Hosea 14:4-5
God’s Answer to the Confession
After their confession, God assures them of His love. He has accepted them back as His people. He takes away all the consequences of their sins and replaces their misery with the blessings that belong to the new life. His love was always there, but He could not show it because of their aversion. Now His love can go out to them again without hindrance. Their forsaking of the LORD has been the cause of all misery. He puts an end to that forever. He does this by cleansing them and giving them a new heart and a new spirit (Eze 36:25-26). In Hos 14:4-5 the LORD says “I will” three times. The first “I will” has to do with the past, with the sin He has taken away. The second “I will” has to do with the present, with His love they may experience at that moment. The third “I will” has to do with the future glory of Israel, when they will blossom and be established in the millennial realm of peace through His refreshment.Future Glory for Israel
For the third time Hosea uses the picture of the dew. In Hosea 6 he uses it as a picture of the volatility of Israel’s love (Hos 6:4) and in Hosea 13 in view of their judgment (Hos 13:3). Both times it says that it is a dew that perishes early in the morning. Here the dew is a picture of blessing and God Himself is like the dew. He is the eternal God, with Whom it is always morning, with Whom the dew never leaves. When God will be like the dew to His people – the people who have been without a drop of moisture for so long – it will blossom like a lily. Then there will be an end to the period when the east wind scorches all that blooms and grows (Hos 13:15). If the Christian has dry periods in his spiritual life, this is also often the result of a sinful way.
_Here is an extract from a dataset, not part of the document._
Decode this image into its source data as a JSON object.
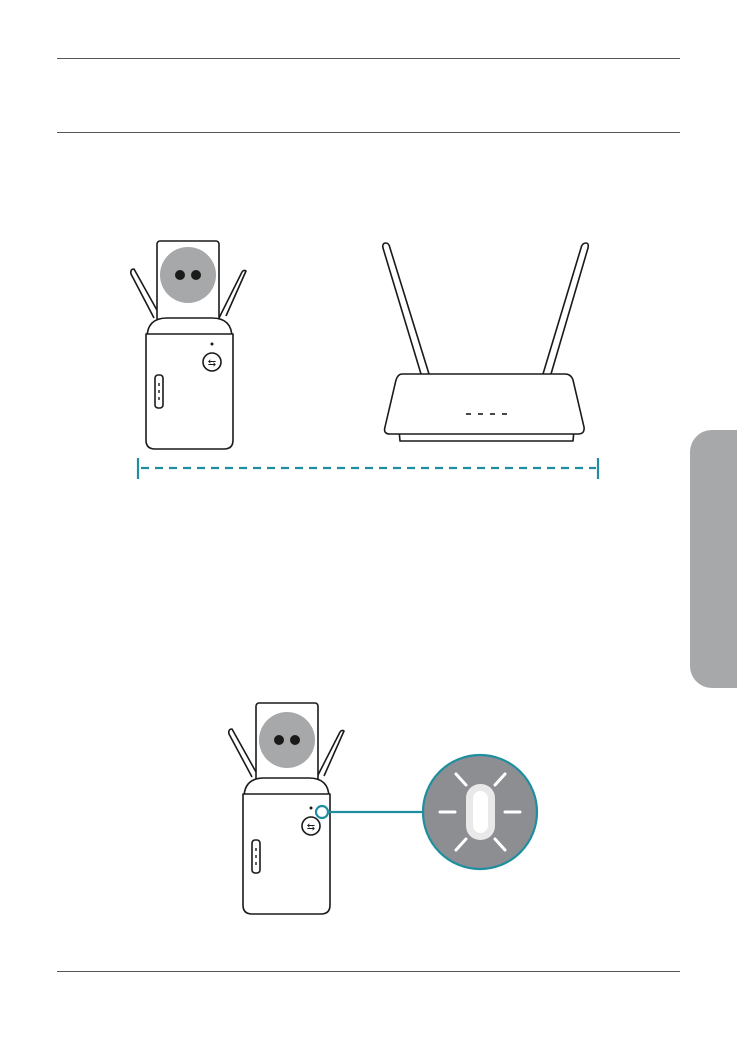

After confession and forgiveness there is a longing to read the Word of God again. This is then like the dew (Deu 32:2), through which his life starts to grow and blossom again. With the dew also the manna came (Exo 16:14; Num 11:9). The manna is a picture of the Lord Jesus (Jn 6:48-51). Israel will blossom like the lily. The lily is a picture of charm and elegance, of the glory that Israel will radiate in the realm of peace. But that is not the only thing. A lily is a delicate, fragile flower. That is why it also says that it will “take root like [the cedars of] Lebanon”. With the Lebanon the picture emerges of stability, immobility. Israel’s visible glory is carried by the unshakable foundation of Christ’s reign that has no end (Dan 2:44). The glory of Israel will be like the lily and that people will be as unshakable as the Lebanon for a thousand years through Him Who then reigns.